Another table for transmissions was created, that lacks any of the counter code that causes the deadlock. When a transmission is logged, it is immediately recorded in this simple table, which returns control back to the system. A background daemon runs that calls a single stored procedure to migrate the data:
- Record the id of all transmission records in this table (obviously, the database should handle this so changes in other transactions don’t interfere, but doing this explicitly makes it more portable and has a negligible impact on the process.
- As a single insert, bring all these records from the holding table to the permanent table.
- Delete these records from the holding table.
As a result of this process, the deadlock condition is resolved, and this procedure takes a fraction of the time because all the updates can be processed in the transaction without conflict.
The only drawback, the system’s counters and transmission log is only accurate to the last time it ran. To make this as minimal as possible an intrusion, a daemon was written in bash, see this tutorial for a starting point, to simply run the stored procedure, sleep, and run again. To protect yourself from potential race conditions, which result in deadlocking, do three things to avoid trouble:
- Use the same sequence for the primary key field in the temp table as the real one. That way, if you attempt to copy it a second time, it will fail because the ids are in use (this also lets me to bulk adds to the table from a data pull without wasting time in the temp table).
- Run the function as a dedicated user. Have the function run with definer permissions, and create a dedicated user to run the script, capped at a single login.
- Run the daemon, not a cron job. If something delays the scripts, and you cron job it every minute, then you could start a second copy before the first is completed. If you write the daemon, then the second job doesn’t run until the first is done.
When using a holding table, make certain that you are simply trying to let the triggers run after control has returned to the client function. In a less high performance task, a simple LISTEN/NOTIFY structure instead of triggers will get the job done with less complexity.
Caveat, referential integrity can be compromised here if you are not careful. If things are dependent on this table, this approach will not work, as the records will be recorded in the system, but not passed to the table where foreign keys reference. Engineering around that limitation may create tremendous complexity.

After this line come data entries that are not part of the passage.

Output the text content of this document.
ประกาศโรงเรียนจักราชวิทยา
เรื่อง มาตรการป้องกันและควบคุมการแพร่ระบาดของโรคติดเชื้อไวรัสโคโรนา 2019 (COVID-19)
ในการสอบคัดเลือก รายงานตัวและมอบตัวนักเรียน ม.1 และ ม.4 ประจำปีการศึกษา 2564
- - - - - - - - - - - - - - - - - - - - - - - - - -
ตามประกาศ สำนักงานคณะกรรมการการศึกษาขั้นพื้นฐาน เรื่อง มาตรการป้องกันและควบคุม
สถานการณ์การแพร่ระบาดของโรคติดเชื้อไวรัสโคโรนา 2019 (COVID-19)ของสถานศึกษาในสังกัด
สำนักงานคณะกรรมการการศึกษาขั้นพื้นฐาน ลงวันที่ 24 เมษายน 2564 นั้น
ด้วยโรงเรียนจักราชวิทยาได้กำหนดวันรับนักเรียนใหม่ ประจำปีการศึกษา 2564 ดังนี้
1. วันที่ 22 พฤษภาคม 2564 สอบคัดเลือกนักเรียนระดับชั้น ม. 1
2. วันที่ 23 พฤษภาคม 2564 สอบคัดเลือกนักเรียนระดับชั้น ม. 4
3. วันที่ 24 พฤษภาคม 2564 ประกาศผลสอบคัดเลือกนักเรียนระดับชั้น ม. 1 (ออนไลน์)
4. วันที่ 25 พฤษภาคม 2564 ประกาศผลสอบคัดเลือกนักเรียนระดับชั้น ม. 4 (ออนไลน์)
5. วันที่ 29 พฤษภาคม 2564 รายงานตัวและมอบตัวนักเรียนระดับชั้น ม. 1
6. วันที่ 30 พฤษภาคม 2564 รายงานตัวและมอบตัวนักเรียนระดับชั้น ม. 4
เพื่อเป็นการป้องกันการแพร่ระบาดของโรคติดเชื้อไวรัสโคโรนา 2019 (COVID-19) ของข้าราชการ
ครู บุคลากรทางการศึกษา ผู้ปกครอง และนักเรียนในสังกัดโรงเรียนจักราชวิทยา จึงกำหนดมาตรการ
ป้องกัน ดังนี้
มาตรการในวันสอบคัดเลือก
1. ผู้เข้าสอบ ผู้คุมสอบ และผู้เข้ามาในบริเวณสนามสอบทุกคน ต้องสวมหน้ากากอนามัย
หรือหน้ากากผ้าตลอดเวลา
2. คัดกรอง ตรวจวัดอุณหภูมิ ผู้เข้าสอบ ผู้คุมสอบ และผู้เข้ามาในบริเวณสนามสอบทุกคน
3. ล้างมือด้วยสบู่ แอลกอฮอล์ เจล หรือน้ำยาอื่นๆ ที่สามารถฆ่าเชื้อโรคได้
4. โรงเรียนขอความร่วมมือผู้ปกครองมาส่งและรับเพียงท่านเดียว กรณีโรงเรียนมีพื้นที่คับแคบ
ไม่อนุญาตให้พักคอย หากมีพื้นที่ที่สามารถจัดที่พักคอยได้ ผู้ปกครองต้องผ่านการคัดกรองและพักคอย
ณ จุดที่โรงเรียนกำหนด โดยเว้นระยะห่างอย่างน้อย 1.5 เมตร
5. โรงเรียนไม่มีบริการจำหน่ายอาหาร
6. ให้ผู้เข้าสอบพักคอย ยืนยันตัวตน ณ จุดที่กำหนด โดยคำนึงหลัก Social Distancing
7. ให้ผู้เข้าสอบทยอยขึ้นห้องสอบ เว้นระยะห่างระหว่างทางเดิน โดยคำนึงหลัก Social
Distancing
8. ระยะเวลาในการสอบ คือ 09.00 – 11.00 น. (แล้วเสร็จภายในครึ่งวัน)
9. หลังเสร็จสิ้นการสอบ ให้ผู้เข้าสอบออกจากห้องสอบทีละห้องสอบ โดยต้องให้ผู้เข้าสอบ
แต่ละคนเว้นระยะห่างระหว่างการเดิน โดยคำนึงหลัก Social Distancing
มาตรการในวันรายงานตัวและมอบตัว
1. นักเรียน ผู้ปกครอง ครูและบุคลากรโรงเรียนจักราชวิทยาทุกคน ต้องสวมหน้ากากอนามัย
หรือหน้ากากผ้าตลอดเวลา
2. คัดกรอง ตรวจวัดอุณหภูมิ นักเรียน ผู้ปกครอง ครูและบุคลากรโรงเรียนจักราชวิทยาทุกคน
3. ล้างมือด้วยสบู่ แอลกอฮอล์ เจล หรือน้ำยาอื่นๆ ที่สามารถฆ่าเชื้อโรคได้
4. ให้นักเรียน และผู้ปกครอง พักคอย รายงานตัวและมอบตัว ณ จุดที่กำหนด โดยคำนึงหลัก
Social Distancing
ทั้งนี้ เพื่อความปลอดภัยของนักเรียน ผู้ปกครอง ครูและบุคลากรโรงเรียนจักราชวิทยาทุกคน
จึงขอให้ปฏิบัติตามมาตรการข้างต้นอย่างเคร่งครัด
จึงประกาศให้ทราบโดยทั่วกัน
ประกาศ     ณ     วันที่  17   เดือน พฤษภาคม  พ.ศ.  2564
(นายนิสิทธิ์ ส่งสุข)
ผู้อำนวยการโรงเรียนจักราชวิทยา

Alternative Approach to explore: partial replication to a second server. In that scenario, all the control code (meta code) could replicate from the repository to the secondary server(s). Each of those could hold temporary insert tables. In that case, as you add servers, make the sequences on each server count by multiples (two servers, one uses evens for ids, one uses odds). Then you can replicate those tables back to the main database with the LISTEN/NOTIFY system, not worried about multiple calls in short order.